There are several directions for future research. First, there are a range of other factors that may be associated with dementia diagnosis and management in general practice. We are currently exploring the confidence and attitudes towards dementia of study participants. Other factors that may contribute to dementia diagnosis rates and management including health system resource constraints and patient and caregiver attitudes and awareness11 41 were outside the scope of this study. Second, educational interventions can be assessed at multiple levels, including participation rates and satisfaction levels, followed by knowledge improvement, changes to behaviour and practice and improved healthcare outcomes.42 The current study was limited to examining dementia knowledge immediately post workshop and did not address the impact of improved dementia knowledge on the diagnosis and management of dementia in general practice.
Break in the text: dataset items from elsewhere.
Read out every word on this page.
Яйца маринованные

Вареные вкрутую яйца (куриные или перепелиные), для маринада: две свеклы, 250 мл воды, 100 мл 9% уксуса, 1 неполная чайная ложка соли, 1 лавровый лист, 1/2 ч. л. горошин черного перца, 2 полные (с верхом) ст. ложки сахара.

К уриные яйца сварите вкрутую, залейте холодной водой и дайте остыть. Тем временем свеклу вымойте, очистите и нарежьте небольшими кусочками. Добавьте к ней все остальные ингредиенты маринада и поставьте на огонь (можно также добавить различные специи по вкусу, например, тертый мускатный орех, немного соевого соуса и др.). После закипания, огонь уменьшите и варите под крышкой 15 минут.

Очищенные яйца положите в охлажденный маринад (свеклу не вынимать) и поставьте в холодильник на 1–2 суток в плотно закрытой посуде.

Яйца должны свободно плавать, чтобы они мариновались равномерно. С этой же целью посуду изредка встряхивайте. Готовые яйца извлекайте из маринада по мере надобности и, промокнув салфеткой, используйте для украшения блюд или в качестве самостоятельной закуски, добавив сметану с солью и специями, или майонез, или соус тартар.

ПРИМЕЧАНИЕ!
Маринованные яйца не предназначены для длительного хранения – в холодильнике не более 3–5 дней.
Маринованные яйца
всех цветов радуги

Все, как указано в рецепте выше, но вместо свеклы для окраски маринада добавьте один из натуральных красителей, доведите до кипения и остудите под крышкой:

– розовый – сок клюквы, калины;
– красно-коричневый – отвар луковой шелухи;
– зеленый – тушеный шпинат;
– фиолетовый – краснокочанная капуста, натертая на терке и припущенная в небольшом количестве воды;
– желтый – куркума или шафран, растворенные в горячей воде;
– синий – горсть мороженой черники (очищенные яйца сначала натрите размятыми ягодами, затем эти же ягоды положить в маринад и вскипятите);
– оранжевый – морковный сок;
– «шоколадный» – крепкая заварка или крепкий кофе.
Ideally, future research would seek evidence of improved knowledge leading to sustained change in practice. More long-term change could be measured by increased rates of diagnosis and different approaches to management and, ultimately, improvements in care for patients with dementia and their families. This needs to be explored in future research.
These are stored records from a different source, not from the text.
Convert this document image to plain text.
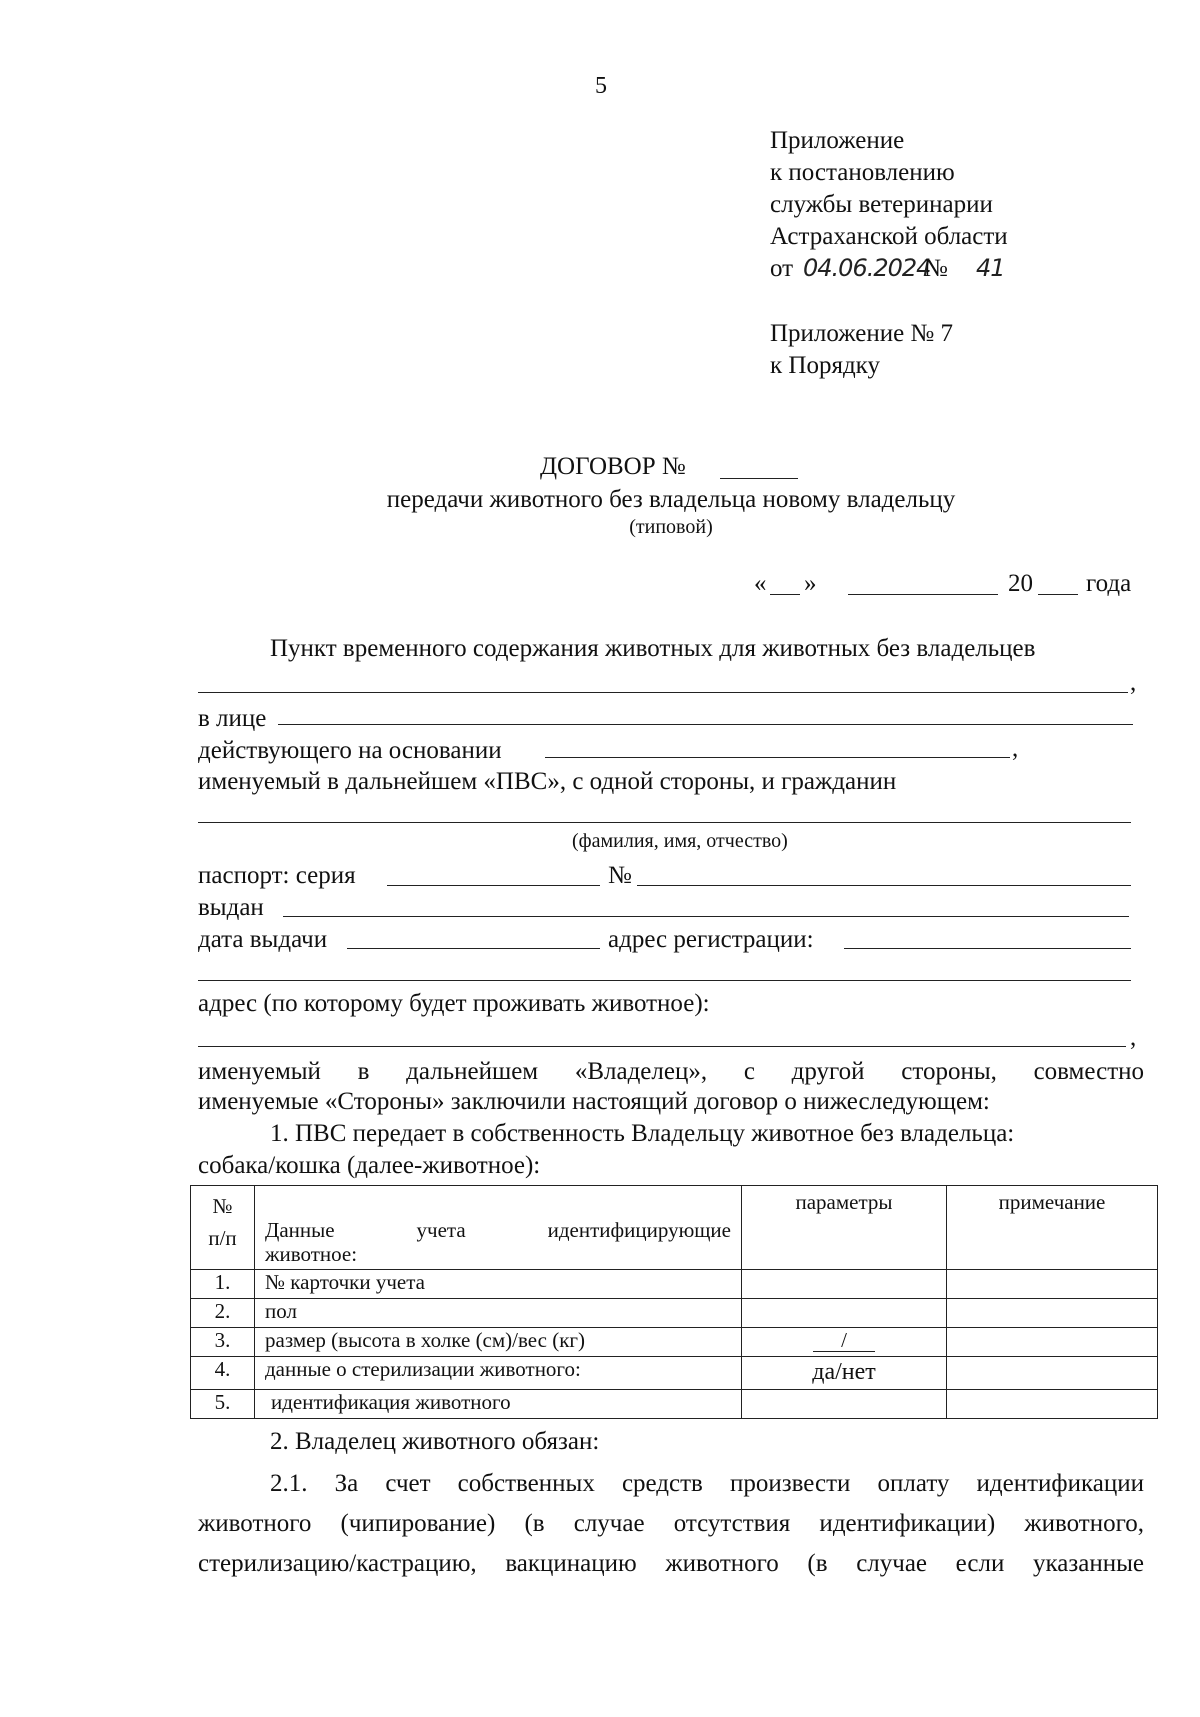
5
Приложение
к постановлению
службы ветеринарии
Астраханской области
от 04.06.2024
№ 41
Приложение № 7
к Порядку
ДОГОВОР №
передачи животного без владельца новому владельцу
(типовой)
« »	20 года
Пункт временного содержания животных для животных без владельцев
,
в лице
действующего на основании	,
именуемый в дальнейшем «ПВС», с одной стороны, и гражданин
(фамилия, имя, отчество)
паспорт: серия	№
выдан
дата выдачи	адрес регистрации:
адрес (по которому будет проживать животное):
,
именуемый в дальнейшем «Владелец», с другой стороны, совместно
именуемые «Стороны» заключили настоящий договор о нижеследующем:
1. ПВС передает в собственность Владельцу животное без владельца:
собака/кошка (далее-животное):
№
п/п	Данные учета идентифицирующие животное:	параметры	примечание
1.	№ карточки учета		
2.	пол		
3.	размер (высота в холке (см)/вес (кг)	/	
4.	данные о стерилизации животного:	да/нет	
5.	идентификация животного		
2. Владелец животного обязан:
2.1. За счет собственных средств произвести оплату идентификации
животного (чипирование) (в случае отсутствия идентификации) животного,
стерилизацию/кастрацию, вакцинацию животного (в случае если указанные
This study has important implications for GP dementia education. It has shown that GP registrars and supervisors have a comparable level of dementia knowledge. A face-to-face workshop on recognising, diagnosing and managing dementia has been shown to be an effective way to improve dementia knowledge in registrars and supervisors. Findings have also highlighted the need for including more foundational content when developing future GP dementia education programmes, even for more experienced GPs.
Contributors Guarantor: AR; study design: MW, AR; data collection: LT, RM; drafting the article: LT; critical revision of the article: RM, KD, MW, ML, AR; data analysis, interpretation and final approval: all authors.
Funding This project was funded by the Australian Government Department of Health through the Victorian and Tasmanian Dementia Training Study Centre (DTSC) until 2016 and then Dementia Training Australia (DTA) from 2016. The study design was developed by the Wicking Dementia Research and Education Centre (WDREC) and submitted to the funder (DTSC and DTA) for approval. Data collection, analysis, interpretation and reporting was undertaken by the WDREC in partnership with Dr Margaret Winbolt from La Trobe University, who was Director of the DTSC and is the Director of DTA. All authors had full access to all the data (including statistical reports and tables) in the study and can take responsibility for the integrity of the data and the accuracy of the data analysis.
Competing interests None declared.
Ethics approval University of Tasmania Human Research Ethics Committee (Reference number: H0012046).
Provenance and peer review Not commissioned; externally peer reviewed.
Data sharing statement The data set is not available as ethics approval does not allow release.
Patient consent for publication Not required.